= Internet Domain Name Index =

Internet Domain Name Index (IDNX) is a price index for Internet domain names that tracks changes in the value of domains at the aggregate level. The index builds on the premise that domain names are comparable to developable land. Domains are seen as "locations" on the Internet where companies or individuals can set up a business or just a personal homepage. This core analogy warrants the transfer of theoretical and empirical frameworks from academic real estate research to Internet domains as "virtual land". IDNX was launched in July 2011 by Thies Lindenthal.
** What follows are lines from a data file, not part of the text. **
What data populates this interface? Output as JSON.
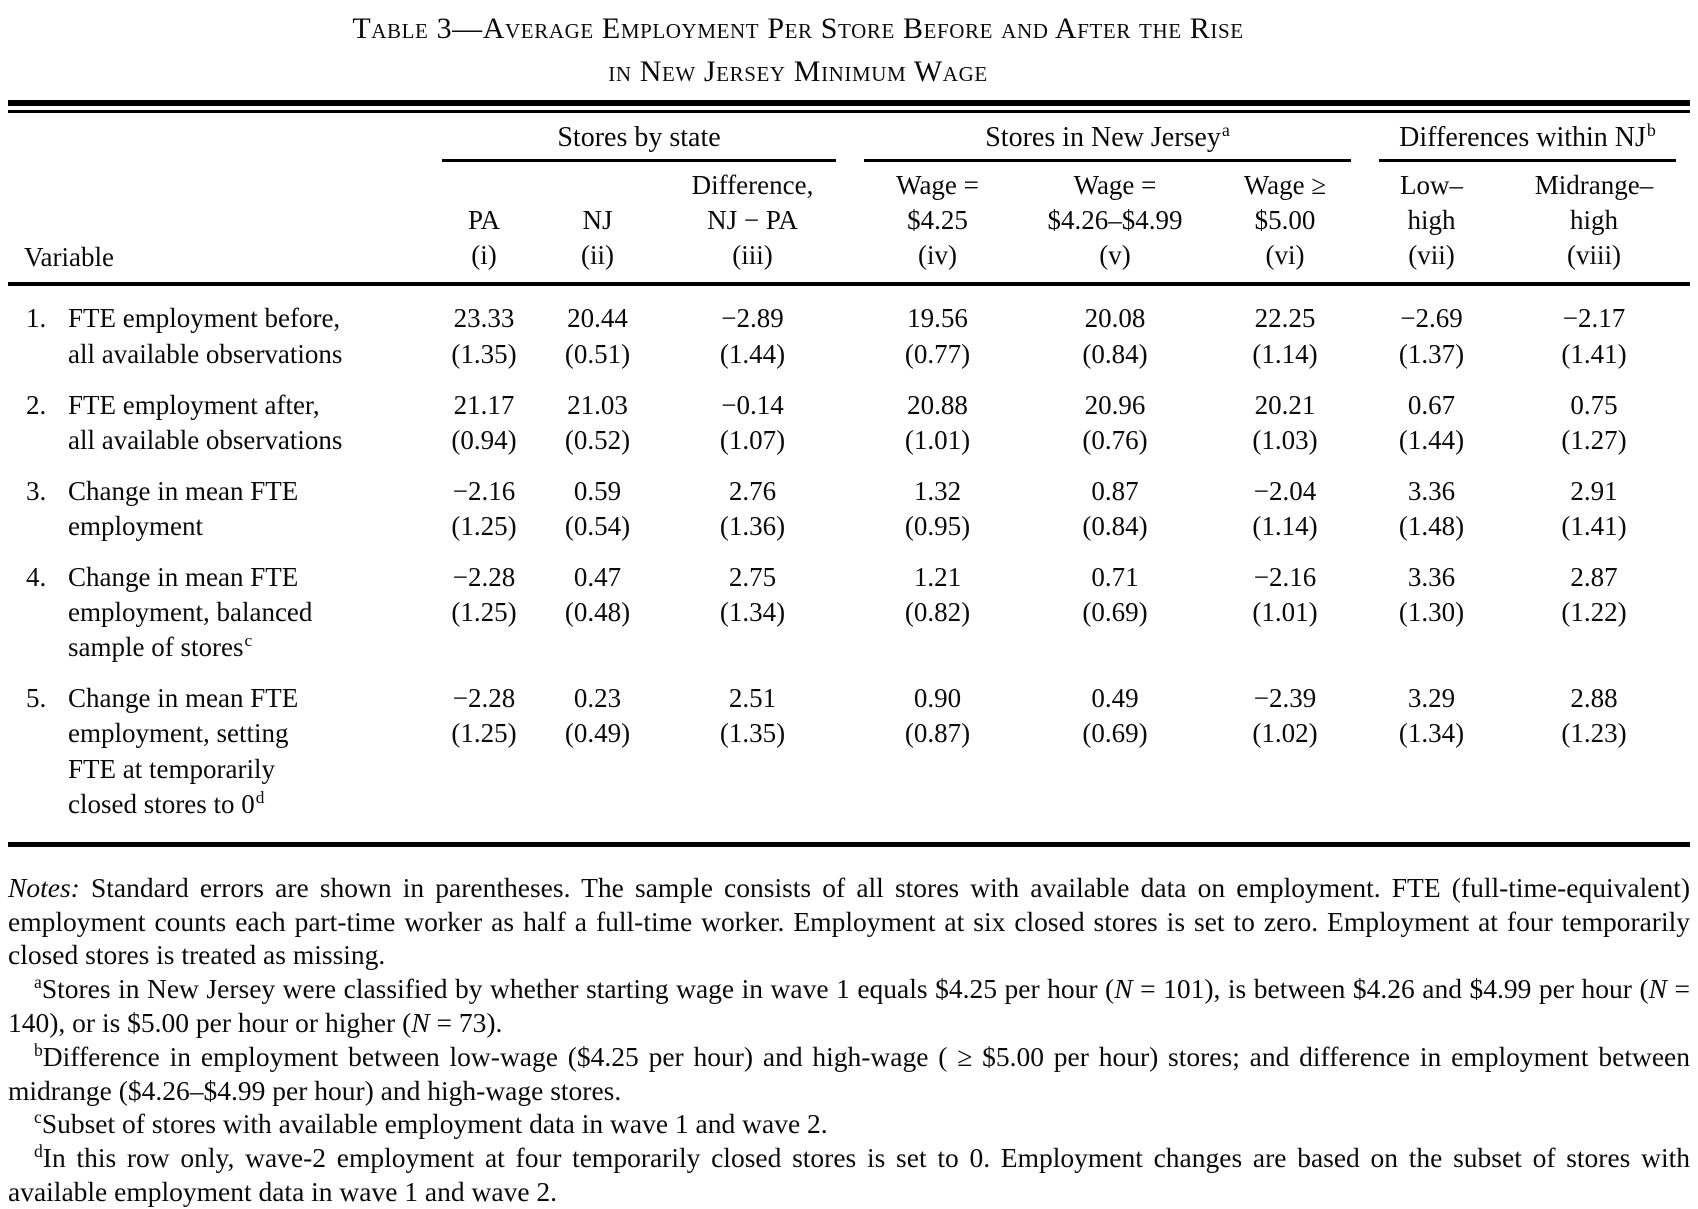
{
  "title": {
    "line1": "Table 3—Average Employment Per Store Before and After the Rise",
    "line2": "in New Jersey Minimum Wage"
  },
  "table": {
    "variable_header": "Variable",
    "groups": [
      {
        "label": "Stores by state",
        "sup": "",
        "span": 3
      },
      {
        "label": "Stores in New Jersey",
        "sup": "a",
        "span": 3
      },
      {
        "label": "Differences within NJ",
        "sup": "b",
        "span": 2
      }
    ],
    "columns": [
      {
        "lines": [
          "PA",
          "(i)"
        ]
      },
      {
        "lines": [
          "NJ",
          "(ii)"
        ]
      },
      {
        "lines": [
          "Difference,",
          "NJ − PA",
          "(iii)"
        ]
      },
      {
        "lines": [
          "Wage =",
          "$4.25",
          "(iv)"
        ]
      },
      {
        "lines": [
          "Wage =",
          "$4.26–$4.99",
          "(v)"
        ]
      },
      {
        "lines": [
          "Wage ≥",
          "$5.00",
          "(vi)"
        ]
      },
      {
        "lines": [
          "Low–",
          "high",
          "(vii)"
        ]
      },
      {
        "lines": [
          "Midrange–",
          "high",
          "(viii)"
        ]
      }
    ],
    "rows": [
      {
        "number": "1.",
        "label_lines": [
          "FTE employment before,",
          "all available observations"
        ],
        "label_sup": "",
        "values": [
          "23.33",
          "20.44",
          "−2.89",
          "19.56",
          "20.08",
          "22.25",
          "−2.69",
          "−2.17"
        ],
        "ses": [
          "(1.35)",
          "(0.51)",
          "(1.44)",
          "(0.77)",
          "(0.84)",
          "(1.14)",
          "(1.37)",
          "(1.41)"
        ]
      },
      {
        "number": "2.",
        "label_lines": [
          "FTE employment after,",
          "all available observations"
        ],
        "label_sup": "",
        "values": [
          "21.17",
          "21.03",
          "−0.14",
          "20.88",
          "20.96",
          "20.21",
          "0.67",
          "0.75"
        ],
        "ses": [
          "(0.94)",
          "(0.52)",
          "(1.07)",
          "(1.01)",
          "(0.76)",
          "(1.03)",
          "(1.44)",
          "(1.27)"
        ]
      },
      {
        "number": "3.",
        "label_lines": [
          "Change in mean FTE",
          "employment"
        ],
        "label_sup": "",
        "values": [
          "−2.16",
          "0.59",
          "2.76",
          "1.32",
          "0.87",
          "−2.04",
          "3.36",
          "2.91"
        ],
        "ses": [
          "(1.25)",
          "(0.54)",
          "(1.36)",
          "(0.95)",
          "(0.84)",
          "(1.14)",
          "(1.48)",
          "(1.41)"
        ]
      },
      {
        "number": "4.",
        "label_lines": [
          "Change in mean FTE",
          "employment, balanced",
          "sample of stores"
        ],
        "label_sup": "c",
        "values": [
          "−2.28",
          "0.47",
          "2.75",
          "1.21",
          "0.71",
          "−2.16",
          "3.36",
          "2.87"
        ],
        "ses": [
          "(1.25)",
          "(0.48)",
          "(1.34)",
          "(0.82)",
          "(0.69)",
          "(1.01)",
          "(1.30)",
          "(1.22)"
        ]
      },
      {
        "number": "5.",
        "label_lines": [
          "Change in mean FTE",
          "employment, setting",
          "FTE at temporarily",
          "closed stores to 0"
        ],
        "label_sup": "d",
        "values": [
          "−2.28",
          "0.23",
          "2.51",
          "0.90",
          "0.49",
          "−2.39",
          "3.29",
          "2.88"
        ],
        "ses": [
          "(1.25)",
          "(0.49)",
          "(1.35)",
          "(0.87)",
          "(0.69)",
          "(1.02)",
          "(1.34)",
          "(1.23)"
        ]
      }
    ]
  },
  "notes": [
    {
      "sup": "",
      "indent": false,
      "segments": [
        {
          "text": "Notes:",
          "italic": true
        },
        {
          "text": " Standard errors are shown in parentheses. The sample consists of all stores with available data on employment. FTE (full-time-equivalent) employment counts each part-time worker as half a full-time worker. Employment at six closed stores is set to zero. Employment at four temporarily closed stores is treated as missing.",
          "italic": false
        }
      ]
    },
    {
      "sup": "a",
      "indent": true,
      "segments": [
        {
          "text": "Stores in New Jersey were classified by whether starting wage in wave 1 equals $4.25 per hour (",
          "italic": false
        },
        {
          "text": "N",
          "italic": true
        },
        {
          "text": " = 101), is between $4.26 and $4.99 per hour (",
          "italic": false
        },
        {
          "text": "N",
          "italic": true
        },
        {
          "text": " = 140), or is $5.00 per hour or higher (",
          "italic": false
        },
        {
          "text": "N",
          "italic": true
        },
        {
          "text": " = 73).",
          "italic": false
        }
      ]
    },
    {
      "sup": "b",
      "indent": true,
      "segments": [
        {
          "text": "Difference in employment between low-wage ($4.25 per hour) and high-wage ( ≥ $5.00 per hour) stores; and difference in employment between midrange ($4.26–$4.99 per hour) and high-wage stores.",
          "italic": false
        }
      ]
    },
    {
      "sup": "c",
      "indent": true,
      "segments": [
        {
          "text": "Subset of stores with available employment data in wave 1 and wave 2.",
          "italic": false
        }
      ]
    },
    {
      "sup": "d",
      "indent": true,
      "segments": [
        {
          "text": "In this row only, wave-2 employment at four temporarily closed stores is set to 0. Employment changes are based on the subset of stores with available employment data in wave 1 and wave 2.",
          "italic": false
        }
      ]
    }
  ]
}
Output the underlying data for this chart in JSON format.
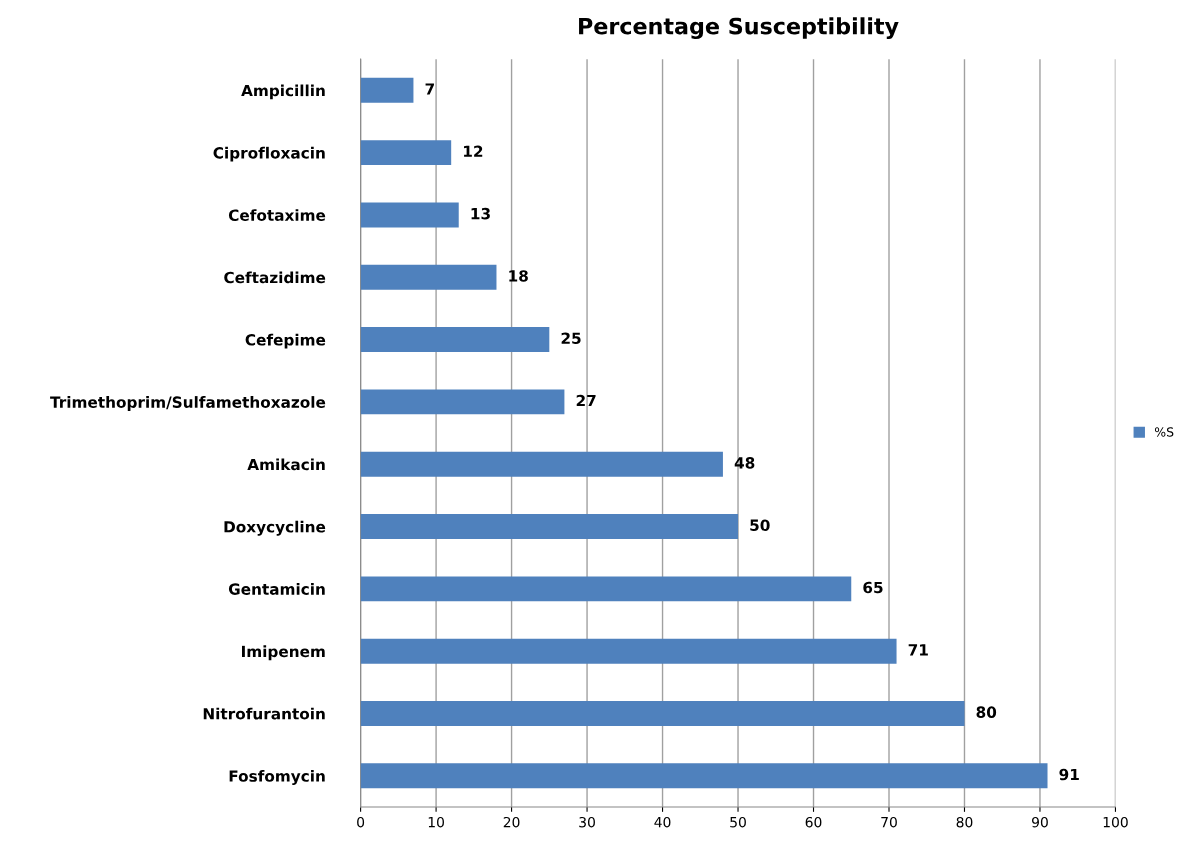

The period covered by IDNX reaches back to January 2006. Internet domain name prices exhibit a strong correlation to the IT stocks as measured by the NASDAQ index. When the IT industry is doing well, prices of domain names tend to rise. In periods of falling stock prices, domains prices usually fall as well. This co-movement shows that domain names are not an asset class on their own, but that the "real" and the "virtual" economy are closely linked.

IDNX is estimated in two steps. First, a hedonic repeat sales regression gives 12 annual price indices, all starting at different months of the year. By looking at repeat sales of similar domains, the inherent quality of the domains is controlled for. In a second step, these staggered annual indices are converted to a monthly index using a frequency conversion technique developed by David Geltner and Sheharyar Bokhari (both from MIT). First estimating indexes at the annual frequency and later converting them to monthly numbers reduces the volatility in index estimates without imposing an explicit time-structure.

The empirical estimations are based on a large data set of more than 200,000 (as of October 2011) real domain transactions facilitated by the domain market place Sedo.